Harrison elaborates: "PBB sets a goal, or a set of goals, to which monies are "connected" (i.e. allocated). From these goals, specific objectives are delineated and funds are then subdivided among them."

==Achieving PBB==
Adopting the public sector's performance-based budgeting for the private sector using the Corporate Performance Management (CPM) framework. In performance-based budgeting, first the goals and objectives of the organization or department are identified, then measurement tools are developed and the last step is reporting.

==PBB in Higher Education==
The application of Performance Based Budgeting in U.S. institutions of higher education provides incentives for colleges to enrol students and thus provide access to post-secondary education. Performance-based budgeting is an approach in which funding for an institution "depends on performing in certain ways and meeting certain expectations". "Historically, many colleges have received state funding based on how many full-time equivalent students are enrolled at the beginning of the semester". Thirty states have a funding formula in place that allocates some amount of funding based on performance indicators such as course completion, time to degree, transfer rates, the number of degrees awarded, or the number of low-income and minority graduates".

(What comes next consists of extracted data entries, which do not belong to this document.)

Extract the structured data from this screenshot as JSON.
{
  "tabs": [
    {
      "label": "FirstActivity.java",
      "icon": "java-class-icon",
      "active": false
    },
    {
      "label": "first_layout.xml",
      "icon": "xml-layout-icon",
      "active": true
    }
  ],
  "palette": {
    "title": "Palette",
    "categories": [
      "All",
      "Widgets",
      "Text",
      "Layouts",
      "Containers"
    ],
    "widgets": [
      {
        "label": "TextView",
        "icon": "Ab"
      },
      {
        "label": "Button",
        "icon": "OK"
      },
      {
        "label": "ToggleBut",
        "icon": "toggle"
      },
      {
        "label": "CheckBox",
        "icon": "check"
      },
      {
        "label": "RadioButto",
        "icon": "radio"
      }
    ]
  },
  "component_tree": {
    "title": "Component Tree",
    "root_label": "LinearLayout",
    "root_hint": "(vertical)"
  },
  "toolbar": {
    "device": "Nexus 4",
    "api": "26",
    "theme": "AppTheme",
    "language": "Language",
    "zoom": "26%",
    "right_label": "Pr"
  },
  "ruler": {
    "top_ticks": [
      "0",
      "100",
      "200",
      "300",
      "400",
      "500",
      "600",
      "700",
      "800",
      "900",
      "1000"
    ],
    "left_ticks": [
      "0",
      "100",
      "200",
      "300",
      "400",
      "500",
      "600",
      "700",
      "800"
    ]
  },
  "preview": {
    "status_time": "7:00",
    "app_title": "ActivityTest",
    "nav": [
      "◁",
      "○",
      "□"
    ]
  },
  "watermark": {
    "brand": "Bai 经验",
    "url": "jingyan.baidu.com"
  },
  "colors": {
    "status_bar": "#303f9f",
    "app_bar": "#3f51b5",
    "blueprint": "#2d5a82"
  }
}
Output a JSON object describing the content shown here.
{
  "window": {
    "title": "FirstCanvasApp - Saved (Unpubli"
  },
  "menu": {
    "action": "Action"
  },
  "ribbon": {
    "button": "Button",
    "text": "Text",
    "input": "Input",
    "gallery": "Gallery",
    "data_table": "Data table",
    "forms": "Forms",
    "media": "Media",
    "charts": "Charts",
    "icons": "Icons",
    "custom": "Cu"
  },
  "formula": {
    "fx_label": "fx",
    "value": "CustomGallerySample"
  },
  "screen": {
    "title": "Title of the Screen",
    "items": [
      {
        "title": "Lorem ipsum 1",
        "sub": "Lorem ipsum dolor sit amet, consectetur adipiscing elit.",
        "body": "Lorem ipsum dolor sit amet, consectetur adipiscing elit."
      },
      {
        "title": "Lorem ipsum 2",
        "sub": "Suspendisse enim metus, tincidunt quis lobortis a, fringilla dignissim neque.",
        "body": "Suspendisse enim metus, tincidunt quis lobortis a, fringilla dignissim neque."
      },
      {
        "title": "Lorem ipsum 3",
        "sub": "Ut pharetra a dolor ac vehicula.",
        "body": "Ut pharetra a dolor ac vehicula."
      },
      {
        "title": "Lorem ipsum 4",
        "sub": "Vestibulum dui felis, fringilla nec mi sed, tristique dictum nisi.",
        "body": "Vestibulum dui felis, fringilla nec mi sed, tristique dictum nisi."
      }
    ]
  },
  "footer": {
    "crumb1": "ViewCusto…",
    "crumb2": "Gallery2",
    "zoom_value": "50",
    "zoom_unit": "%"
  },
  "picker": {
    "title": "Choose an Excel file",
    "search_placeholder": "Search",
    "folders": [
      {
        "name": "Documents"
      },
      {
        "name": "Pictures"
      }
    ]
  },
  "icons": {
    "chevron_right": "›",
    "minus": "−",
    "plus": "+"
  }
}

The strengths of PBB for Higher Education:
- Provides incentives for enrolling students and opening access to higher education;
- Focuses on results and accomplishments;
- A simple approach once expectations and measurements are defined;
- "Promotes equitable allocation of resources to those institutions that meet performance criteria."

The weaknesses of PBB for Higher Education:
- "Does not necessarily provide incentives for institutions to help students successfully complete degree programs?"
- Performance criteria and measures can be difficult to define;
- The time between accomplishments, accomplishment and its measurement and the allocation of funds might be great;
- Measuring long-term outcomes is difficult.